Number of chronic diseases

With an increased rate of multiple medical conditions, there is also a greater likelihood that aging drivers will be taking multiple medications (polypharmacy). With each additional medication taken, there is an increased risk of side effects and adverse interactions between medications, which may affect fitness to drive. While in many cases the adverse effects may be temporary or avoidable, where specific medications or dosages are required there may be a persistent impairment of the functions needed for driving.

Aging and adverse driving outcomes

As a group, older drivers are less likely to be involved in a crash than other age groups. However, the reason for this is that older drivers spend less time driving than others. When driving exposure is considered, older drivers show an increased crash risk, an increased risk for at-fault crash, and an increased risk of being injured and dying in a crash.

Statistics from ICBC indicate that older drivers are involved in a disproportionate number of at-fault crashes. The chart below shows the ratio of at-fault (50% liable) to not-at-fault crashes for different age groups. Drivers between the ages of 16 and 20 have more than 1.5 times the average at-fault versus not-at-fault crashes. Drivers in the 30 to 65 age group have a lower-than-average at-fault crash ratio. At about age 70, the ratio of at-fault crashes begins to rise, climbing to 2.5 for drivers who are 81 and older.
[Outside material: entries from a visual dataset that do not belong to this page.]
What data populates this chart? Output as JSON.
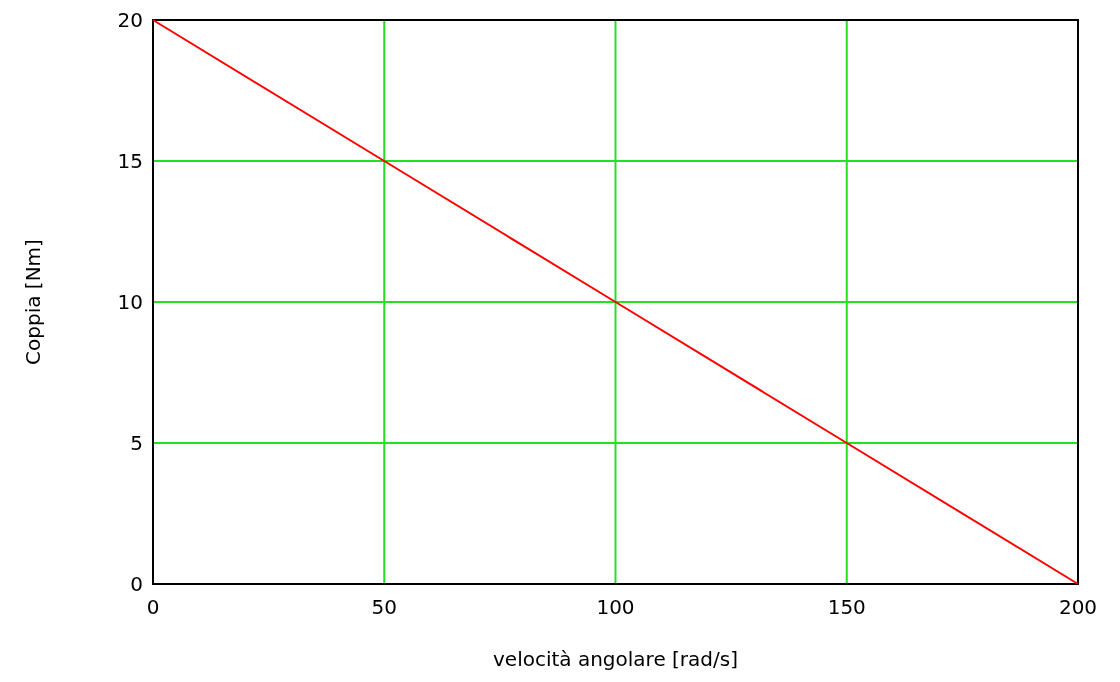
{
  "chart_data": {
    "type": "line",
    "xlabel": "velocità angolare [rad/s]",
    "ylabel": "Coppia [Nm]",
    "x": [
      0,
      50,
      100,
      150,
      200
    ],
    "series": [
      {
        "color": "#ff0000",
        "values": [
          20,
          15,
          10,
          5,
          0
        ]
      }
    ],
    "xlim": [
      0,
      200
    ],
    "xticks": [
      0,
      50,
      100,
      150,
      200
    ],
    "ylim": [
      0,
      20
    ],
    "yticks": [
      0,
      5,
      10,
      15,
      20
    ],
    "grid": true,
    "marker": "none",
    "line_style": "solid"
  }
}
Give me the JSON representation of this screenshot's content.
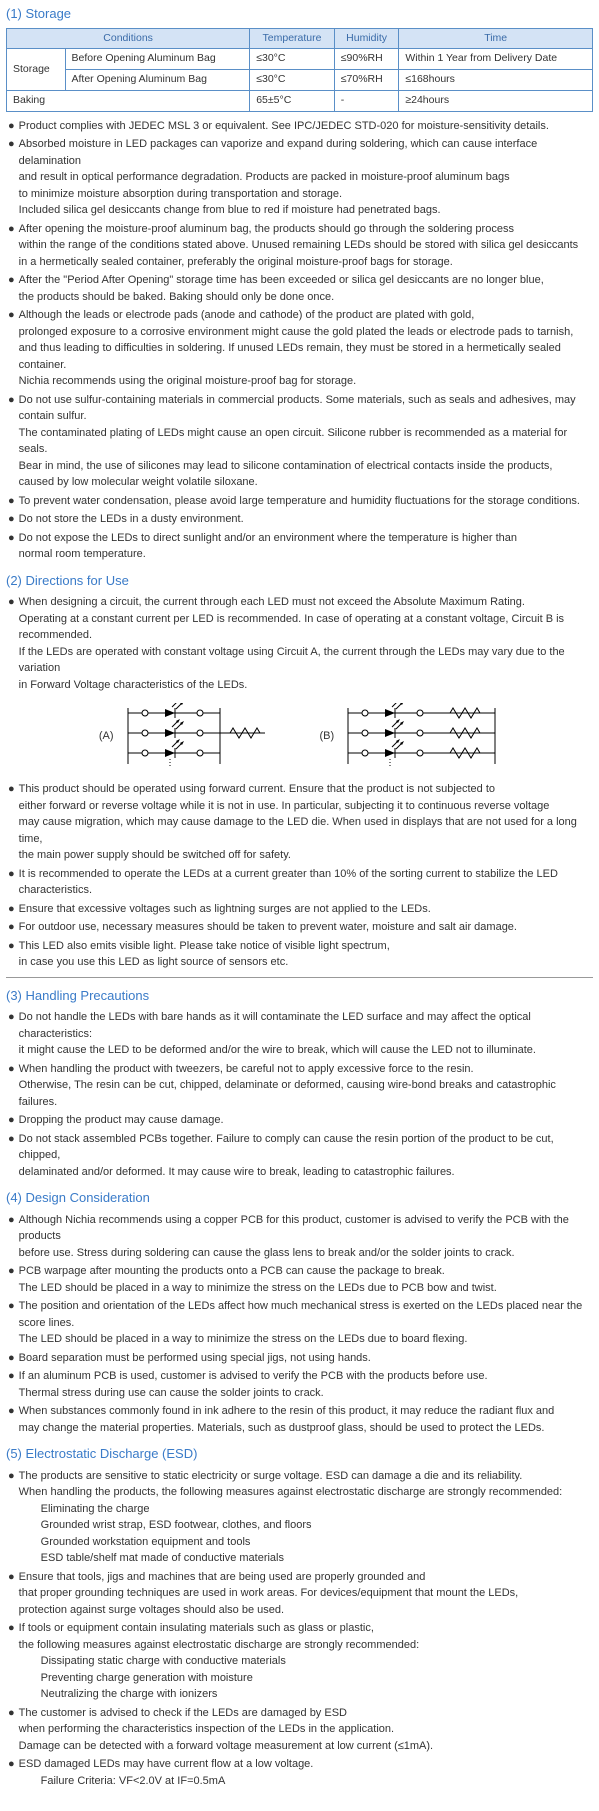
{
  "colors": {
    "heading": "#3a7bc8",
    "table_border": "#5a8fc7",
    "table_header_bg": "#d4e3f5",
    "table_header_fg": "#3a6ba8",
    "text": "#333333"
  },
  "sections": {
    "storage": {
      "title": "(1) Storage",
      "table": {
        "headers": [
          "Conditions",
          "Temperature",
          "Humidity",
          "Time"
        ],
        "rows": [
          [
            "Storage",
            "Before Opening Aluminum Bag",
            "≤30°C",
            "≤90%RH",
            "Within 1 Year from Delivery Date"
          ],
          [
            "",
            "After Opening Aluminum Bag",
            "≤30°C",
            "≤70%RH",
            "≤168hours"
          ],
          [
            "Baking",
            "",
            "65±5°C",
            "-",
            "≥24hours"
          ]
        ]
      },
      "bullets": [
        [
          "Product complies with JEDEC MSL 3 or equivalent. See IPC/JEDEC STD-020 for moisture-sensitivity details."
        ],
        [
          "Absorbed moisture in LED packages can vaporize and expand during soldering, which can cause interface delamination",
          "and result in optical performance degradation. Products are packed in moisture-proof aluminum bags",
          "to minimize moisture absorption during transportation and storage.",
          "Included silica gel desiccants change from blue to red if moisture had penetrated bags."
        ],
        [
          "After opening the moisture-proof aluminum bag, the products should go through the soldering process",
          "within the range of the conditions stated above. Unused remaining LEDs should be stored with silica gel desiccants",
          "in a hermetically sealed container, preferably the original moisture-proof bags for storage."
        ],
        [
          "After the \"Period After Opening\" storage time has been exceeded or silica gel desiccants are no longer blue,",
          "the products should be baked. Baking should only be done once."
        ],
        [
          "Although the leads or electrode pads (anode and cathode) of the product are plated with gold,",
          "prolonged exposure to a corrosive environment might cause the gold plated the leads or electrode pads to tarnish,",
          "and thus leading to difficulties in soldering. If unused LEDs remain, they must be stored in a hermetically sealed container.",
          "Nichia recommends using the original moisture-proof bag for storage."
        ],
        [
          "Do not use sulfur-containing materials in commercial products. Some materials, such as seals and adhesives, may contain sulfur.",
          "The contaminated plating of LEDs might cause an open circuit. Silicone rubber is recommended as a material for seals.",
          "Bear in mind, the use of silicones may lead to silicone contamination of electrical contacts inside the products,",
          "caused by low molecular weight volatile siloxane."
        ],
        [
          "To prevent water condensation, please avoid large temperature and humidity fluctuations for the storage conditions."
        ],
        [
          "Do not store the LEDs in a dusty environment."
        ],
        [
          "Do not expose the LEDs to direct sunlight and/or an environment where the temperature is higher than",
          "normal room temperature."
        ]
      ]
    },
    "directions": {
      "title": "(2) Directions for Use",
      "bullets_top": [
        [
          "When designing a circuit, the current through each LED must not exceed the Absolute Maximum Rating.",
          "Operating at a constant current per LED is recommended. In case of operating at a constant voltage, Circuit B is recommended.",
          "If the LEDs are operated with constant voltage using Circuit A, the current through the LEDs may vary due to the variation",
          "in Forward Voltage characteristics of the LEDs."
        ]
      ],
      "circuit_labels": {
        "a": "(A)",
        "b": "(B)"
      },
      "bullets_bottom": [
        [
          "This product should be operated using forward current. Ensure that the product is not subjected to",
          "either forward or reverse voltage while it is not in use. In particular, subjecting it to continuous reverse voltage",
          "may cause migration, which may cause damage to the LED die. When used in displays that are not used for a long time,",
          "the main power supply should be switched off for safety."
        ],
        [
          "It is recommended to operate the LEDs at a current greater than 10% of the sorting current to stabilize the LED characteristics."
        ],
        [
          "Ensure that excessive voltages such as lightning surges are not applied to the LEDs."
        ],
        [
          "For outdoor use, necessary measures should be taken to prevent water, moisture and salt air damage."
        ],
        [
          "This LED also emits visible light. Please take notice of visible light spectrum,",
          "in case you use this LED as light source of sensors etc."
        ]
      ]
    },
    "handling": {
      "title": "(3) Handling Precautions",
      "bullets": [
        [
          "Do not handle the LEDs with bare hands as it will contaminate the LED surface and may affect the optical characteristics:",
          "it might cause the LED to be deformed and/or the wire to break, which will cause the LED not to illuminate."
        ],
        [
          "When handling the product with tweezers, be careful not to apply excessive force to the resin.",
          "Otherwise, The resin can be cut, chipped, delaminate or deformed, causing wire-bond breaks and catastrophic failures."
        ],
        [
          "Dropping the product may cause damage."
        ],
        [
          "Do not stack assembled PCBs together. Failure to comply can cause the resin portion of the product to be cut, chipped,",
          "delaminated and/or deformed. It may cause wire to break, leading to catastrophic failures."
        ]
      ]
    },
    "design": {
      "title": "(4) Design Consideration",
      "bullets": [
        [
          "Although Nichia recommends using a copper PCB for this product, customer is advised to verify the PCB with the products",
          "before use. Stress during soldering can cause the glass lens to break and/or the solder joints to crack."
        ],
        [
          "PCB warpage after mounting the products onto a PCB can cause the package to break.",
          "The LED should be placed in a way to minimize the stress on the LEDs due to PCB bow and twist."
        ],
        [
          "The position and orientation of the LEDs affect how much mechanical stress is exerted on the LEDs placed near the score lines.",
          "The LED should be placed in a way to minimize the stress on the LEDs due to board flexing."
        ],
        [
          "Board separation must be performed using special jigs, not using hands."
        ],
        [
          "If an aluminum PCB is used, customer is advised to verify the PCB with the products before use.",
          "Thermal stress during use can cause the solder joints to crack."
        ],
        [
          "When substances commonly found in ink adhere to the resin of this product, it may reduce the radiant flux and",
          "may change the material properties. Materials, such as dustproof glass, should be used to protect the LEDs."
        ]
      ]
    },
    "esd": {
      "title": "(5) Electrostatic Discharge (ESD)",
      "bullets": [
        {
          "lines": [
            "The products are sensitive to static electricity or surge voltage. ESD can damage a die and its reliability.",
            "When handling the products, the following measures against electrostatic discharge are strongly recommended:"
          ],
          "sub": [
            "Eliminating the charge",
            "Grounded wrist strap, ESD footwear, clothes, and floors",
            "Grounded workstation equipment and tools",
            "ESD table/shelf mat made of conductive materials"
          ]
        },
        {
          "lines": [
            "Ensure that tools, jigs and machines that are being used are properly grounded and",
            "that proper grounding techniques are used in work areas. For devices/equipment that mount the LEDs,",
            "protection against surge voltages should also be used."
          ]
        },
        {
          "lines": [
            "If tools or equipment contain insulating materials such as glass or plastic,",
            "the following measures against electrostatic discharge are strongly recommended:"
          ],
          "sub": [
            "Dissipating static charge with conductive materials",
            "Preventing charge generation with moisture",
            "Neutralizing the charge with ionizers"
          ]
        },
        {
          "lines": [
            "The customer is advised to check if the LEDs are damaged by ESD",
            "when performing the characteristics inspection of the LEDs in the application.",
            "Damage can be detected with a forward voltage measurement at low current (≤1mA)."
          ]
        },
        {
          "lines": [
            "ESD damaged LEDs may have current flow at a low voltage."
          ],
          "sub": [
            "Failure Criteria: VF<2.0V at IF=0.5mA"
          ]
        }
      ]
    }
  }
}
Ratio of at-fault to not-at-fault collision claims by age

An examination of driver fatality rates, adjusted for driving exposure, indicates that there are two high risk age groups: ages 16 to 19 and 65 and older. Older drivers are also more likely to be injured in a crash and to incur more severe injuries than younger drivers. The higher injury and fatality rates of older drivers is, in part, attributable to an increased susceptibility of older people to injury and death.

Unlike younger driver crashes, most traffic fatalities involving older drivers occur during the day time, on week-days, and in safe road conditions, with the majority of the crashes involving another vehicle.